We were talking about what it feels like to be pregnant — and I said that whenever I describe it, the word I keep coming back to is “weird.” It’s weird to have an organism growing inside of you. You can’t see it, but you can feel yourself growing — literally every day — the skin stretching, the belly taut. And you can feel him or her kicking or punching or poking.
But despite this, it’s still hard to imagine that there’s an actual baby in there, swimming around, doing somersaults and growing steadily. I can (sort of) imagine what he or she looks like (from the sonogram), but I don’t know this child yet.

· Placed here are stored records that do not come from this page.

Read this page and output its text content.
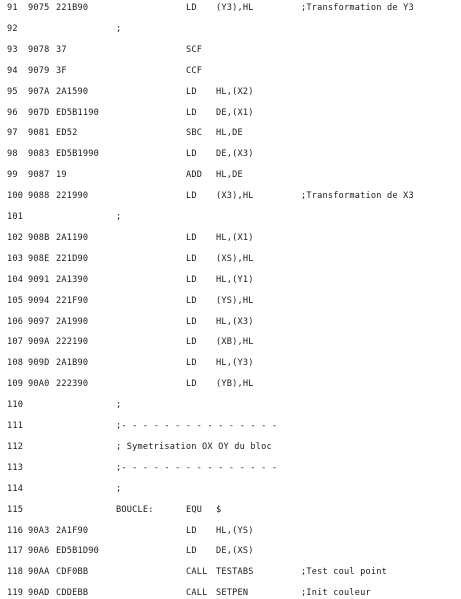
91 9075 221B90	LD (Y3),HL	;Transformation de Y3
92	;
93 9078 37	SCF
94 9079 3F	CCF
95 907A 2A1590	LD HL,(X2)
96 907D ED5B1190	LD DE,(X1)
97 9081 ED52	SBC HL,DE
98 9083 ED5B1990	LD DE,(X3)
99 9087 19	ADD HL,DE
100 9088 221990	LD (X3),HL	;Transformation de X3
101	;
102 908B 2A1190	LD HL,(X1)
103 908E 221D90	LD (XS),HL
104 9091 2A1390	LD HL,(Y1)
105 9094 221F90	LD (YS),HL
106 9097 2A1990	LD HL,(X3)
107 909A 222190	LD (XB),HL
108 909D 2A1B90	LD HL,(Y3)
109 90A0 222390	LD (YB),HL
110	;
111	;- - - - - - - - - - - - - - -
112	; Symetrisation OX OY du bloc
113	;- - - - - - - - - - - - - - -
114	;
115	BOUCLE:	EQU $
116 90A3 2A1F90	LD HL,(YS)
117 90A6 ED5B1D90	LD DE,(XS)
118 90AA CDF0BB	CALL TESTABS	;Test coul point
119 90AD CDDEBB	CALL SETPEN	;Init couleur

I know I intuitively (and hormonally) want to protect it. I’m eating lots of vegetables, fruit, fiber and protein and I’m monitoring my sugar intake. I’m taking prenatal vitamins. I’m exercising: long walks, prenatal yoga, swims in the Olympic-size pool. I’m managing my stress level and my radiation and chemical exposure. I’m staying away from those smokers on the street (just look the other way and breathe out). And if anyone gets near my belly (mostly on the Metro, where people precariously swing their purses), I’m ready to punch.
But what I realized the other night is that the only other time I used the word weird to describe my feelings was when I was grieving — when my friend and boss John, who was 38 years old, died in his apartment on a cold Friday night in January. It felt like — in a moment — he simply disappeared. It was weird to walk up to my office building in Rosslyn, Va., and not see him out front taking a drag from his cigarette. It was weird that his desk, next to mine, was empty and I couldn’t hear his raspy laugh or see his stunning blue eyes. It was so beyond my comprehension.
And so is this. It blows my mind that a few cells came together in a moment, and within a month A. and I saw a heartbeat during an ultrasound. It’s the opposite of when people die and their cells go back into the earth.
Now, A. and I are on the creating end of the cycle of life. And instead of feeling heart-wrenching, empty and lonely, it’s exciting and happy, wondrous and soul-enriching.
And that’s what makes it so beautiful.